Data insecurity starts with the workforce, cybersecurity experts say. But competition with other industries for top talent is fierce.
“Last year we saw over 6,000 cybersecurity job postings in the healthcare industry,” said Matt Sigelman, CEO of Burning Glass Technologies, a job market research organization. There were 82,900 computer security jobs across all U.S. industries in 2014, with an 18% job growth over 10 years, according to the U.S. Labor Department.
Common recruitment strategies in healthcare put it at competitive disadvantage, Sigelman said.
In other industries, headhunters look for advanced technical knowledge. But in healthcare, “those skills were emphasized a lot less,” he said.
Healthcare “people were asking for business skills like project management, staff management, HIPAA, asking people to wear a bunch of hats on the same head. That significantly restricts the pool (of candidates) to people who have healthcare experience,” Sigelman said.

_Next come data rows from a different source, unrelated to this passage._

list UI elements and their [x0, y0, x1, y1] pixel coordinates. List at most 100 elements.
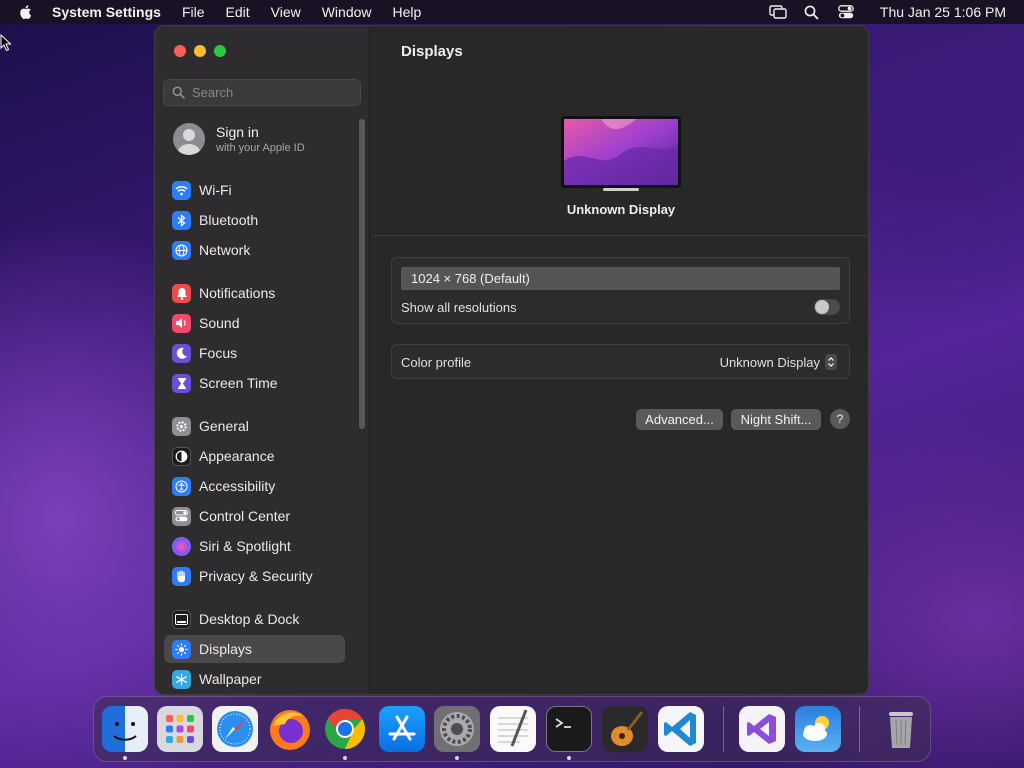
sidebar: Search Sign in with your Apple ID Wi-Fi … [155, 26, 370, 694]
menu-bar: System Settings File Edit View Window He… [0, 0, 1024, 24]
show-all-resolutions-label: Show all resolutions [401, 300, 517, 315]
dock-icon [172, 609, 191, 629]
signin-subtitle: with your Apple ID [216, 142, 305, 154]
sidebar-item-desktop-dock[interactable]: Desktop & Dock [164, 605, 345, 633]
sidebar-item-sound[interactable]: Sound [164, 309, 345, 337]
snowflake-icon [172, 669, 191, 689]
sidebar-item-bluetooth[interactable]: Bluetooth [164, 206, 345, 234]
sidebar-item-label: General [199, 418, 249, 434]
signin-title: Sign in [216, 124, 259, 140]
displays-pane: Displays Unknown Display 1024 × 768 (Def… [371, 26, 868, 694]
wifi-icon [172, 180, 191, 200]
safari-icon[interactable] [212, 706, 258, 752]
close-button[interactable] [174, 45, 186, 57]
gear-icon [172, 416, 191, 436]
sidebar-item-focus[interactable]: Focus [164, 339, 345, 367]
running-indicator [567, 756, 571, 760]
color-profile-label: Color profile [401, 355, 472, 370]
moon-icon [172, 343, 191, 363]
system-settings-icon[interactable] [434, 706, 480, 752]
sidebar-item-siri-spotlight[interactable]: Siri & Spotlight [164, 532, 345, 560]
page-title: Displays [401, 43, 463, 60]
chrome-icon[interactable] [322, 706, 368, 752]
sidebar-item-appearance[interactable]: Appearance [164, 442, 345, 470]
sidebar-item-label: Control Center [199, 508, 291, 524]
mouse-cursor-icon [0, 34, 12, 52]
menu-file[interactable]: File [182, 4, 205, 20]
sidebar-item-screen-time[interactable]: Screen Time [164, 369, 345, 397]
app-store-icon[interactable] [379, 706, 425, 752]
globe-icon [172, 240, 191, 260]
sidebar-item-label: Focus [199, 345, 238, 361]
speaker-icon [172, 313, 191, 333]
appearance-icon [172, 446, 191, 466]
accessibility-icon [172, 476, 191, 496]
sidebar-item-label: Screen Time [199, 375, 278, 391]
system-settings-window: Search Sign in with your Apple ID Wi-Fi … [154, 25, 869, 695]
screen-mirroring-icon[interactable] [768, 4, 788, 20]
advanced-button[interactable]: Advanced... [636, 409, 723, 430]
menu-app-name[interactable]: System Settings [52, 4, 161, 20]
menu-edit[interactable]: Edit [226, 4, 250, 20]
terminal-icon[interactable] [546, 706, 592, 752]
sidebar-item-label: Network [199, 242, 251, 258]
zoom-button[interactable] [214, 45, 226, 57]
hand-icon [172, 566, 191, 586]
menu-view[interactable]: View [271, 4, 301, 20]
help-button[interactable]: ? [830, 409, 850, 429]
sidebar-item-general[interactable]: General [164, 412, 345, 440]
trash-icon[interactable] [878, 706, 924, 752]
sidebar-item-control-center[interactable]: Control Center [164, 502, 345, 530]
sidebar-item-label: Accessibility [199, 478, 276, 494]
night-shift-button[interactable]: Night Shift... [731, 409, 821, 430]
menu-window[interactable]: Window [322, 4, 372, 20]
menu-help[interactable]: Help [393, 4, 422, 20]
sidebar-item-privacy-security[interactable]: Privacy & Security [164, 562, 345, 590]
search-placeholder: Search [192, 85, 234, 100]
visual-studio-icon[interactable] [739, 706, 785, 752]
garageband-icon[interactable] [602, 706, 648, 752]
sidebar-item-label: Notifications [199, 285, 276, 301]
weather-icon[interactable] [795, 706, 841, 752]
sidebar-item-label: Siri & Spotlight [199, 538, 291, 554]
dock-separator [723, 706, 724, 752]
control-center-icon[interactable] [836, 4, 856, 20]
display-name: Unknown Display [566, 202, 676, 217]
sidebar-item-accessibility[interactable]: Accessibility [164, 472, 345, 500]
sidebar-item-label: Wallpaper [199, 671, 262, 687]
minimize-button[interactable] [194, 45, 206, 57]
sidebar-item-notifications[interactable]: Notifications [164, 279, 345, 307]
section-divider [371, 235, 868, 236]
running-indicator [123, 756, 127, 760]
siri-icon [172, 536, 191, 556]
vscode-icon[interactable] [658, 706, 704, 752]
spotlight-search-icon[interactable] [802, 4, 822, 20]
sidebar-item-label: Wi-Fi [199, 182, 232, 198]
launchpad-icon[interactable] [157, 706, 203, 752]
search-input[interactable]: Search [163, 79, 361, 106]
textedit-icon[interactable] [490, 706, 536, 752]
toggles-icon [172, 506, 191, 526]
show-all-resolutions-toggle[interactable] [814, 299, 840, 315]
sidebar-item-network[interactable]: Network [164, 236, 345, 264]
resolution-option-selected[interactable]: 1024 × 768 (Default) [401, 267, 840, 290]
resolution-card: 1024 × 768 (Default) Show all resolution… [391, 257, 850, 324]
sidebar-item-wifi[interactable]: Wi-Fi [164, 176, 345, 204]
sidebar-scrollbar[interactable] [359, 119, 365, 429]
menu-clock[interactable]: Thu Jan 25 1:06 PM [880, 4, 1006, 20]
running-indicator [343, 756, 347, 760]
chevron-up-down-icon [825, 354, 837, 370]
sidebar-item-wallpaper[interactable]: Wallpaper [164, 665, 345, 693]
finder-icon[interactable] [102, 706, 148, 752]
display-thumbnail-icon[interactable] [561, 116, 681, 192]
apple-id-signin[interactable]: Sign in with your Apple ID [173, 123, 305, 155]
running-indicator [455, 756, 459, 760]
sidebar-item-label: Bluetooth [199, 212, 259, 228]
bluetooth-icon [172, 210, 191, 230]
color-profile-select[interactable]: Unknown Display [720, 354, 837, 370]
dock-separator [859, 706, 860, 752]
sidebar-item-label: Desktop & Dock [199, 611, 300, 627]
firefox-icon[interactable] [267, 706, 313, 752]
sidebar-item-displays[interactable]: Displays [164, 635, 345, 663]
apple-menu-icon[interactable] [18, 4, 34, 20]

Another problem is low pay. The average salary for a cybersecurity pro across all industries last year was $90,435; in healthcare it was $76,033, he said.
Michael Ebert, a partner at KPMG, said he came out of two recent healthcare board meetings at which members approved pumping up funding for cybersecurity. But “I don't see it consistently out there,” he said.
Healthcare employers are more inclined to invest in cybersecurity technology than people, said Lee Kim, director of privacy and security at Healthcare Information and Management Systems Society.
“We're hearing organizations saying cybersecurity is a priority, but we're not seeing it in terms of staffing up,” said Lorren Pettit, vice president for health information systems at HIMSS.
Many of those who are in the hunt for talent are having a tough time, according to experts, and a plurality (40%) of respondents to a Modern Healthcare readers' survey disagreed strongly or somewhat when asked if there is a strong talent pool of well-trained cybersecurity workers.
Despite numerous headline-grabbing breaches, including the extraction by hackers of 78 million members' data from Anthem in 2015, a recent HIMSS survey showed organizations didn't budget more for security in 2016 than they did in 2015, Kim said.
Finding and training 50,000 new healthcare cybersecurity workers “would be a good goal over the next three to four years,” said David Finn, health IT officer for Symantec, a Mountain View, Calif., security firm.
“Healthcare has been underfunding security for a decade or more,” Finn said. “We haven't made the investment and not just in dollars. Senior executives still don't see security as part of daily operations and daily routines, he said.
Last October, Brown University launched its first class in an executive master's degree program in cybersecurity with 27 students. They have backgrounds in more than a dozen different industries.
But only one has ties to the healthcare industry—indirectly—by working for a technology company “that is very much a supplier of IT services for healthcare,” said Alan Usas, program director. “It's odd, given the nature of the healthcare business, we haven't seen healthcare.”
Intermountain Healthcare was one of healthcare's earliest developers of a security operations center. Its staff of around 20 maintains constant surveillance of all the integrated delivery network's IT systems.
The Salt Lake City-based system recruits interns from the computer science programs at three Utah universities to work in the center. That helps develop a pipeline of talent.
“It's a great way for these younger people to get some experience in security,” said Marc Probst, CIO at Intermountain. “We're having those folks for about a year. Machines watch the systems, and the security operation center personnel watch the machines. It's been great for us.”
Probst said Intermountain's experienced cybersecurity workers, who can earn 30% more by going outside healthcare, are being poached “all the time.” Intermountain plans accordingly.
“We get good people and train them up and get the services from them,” he said. And when they leave, “We congratulate them and bring up the next one.”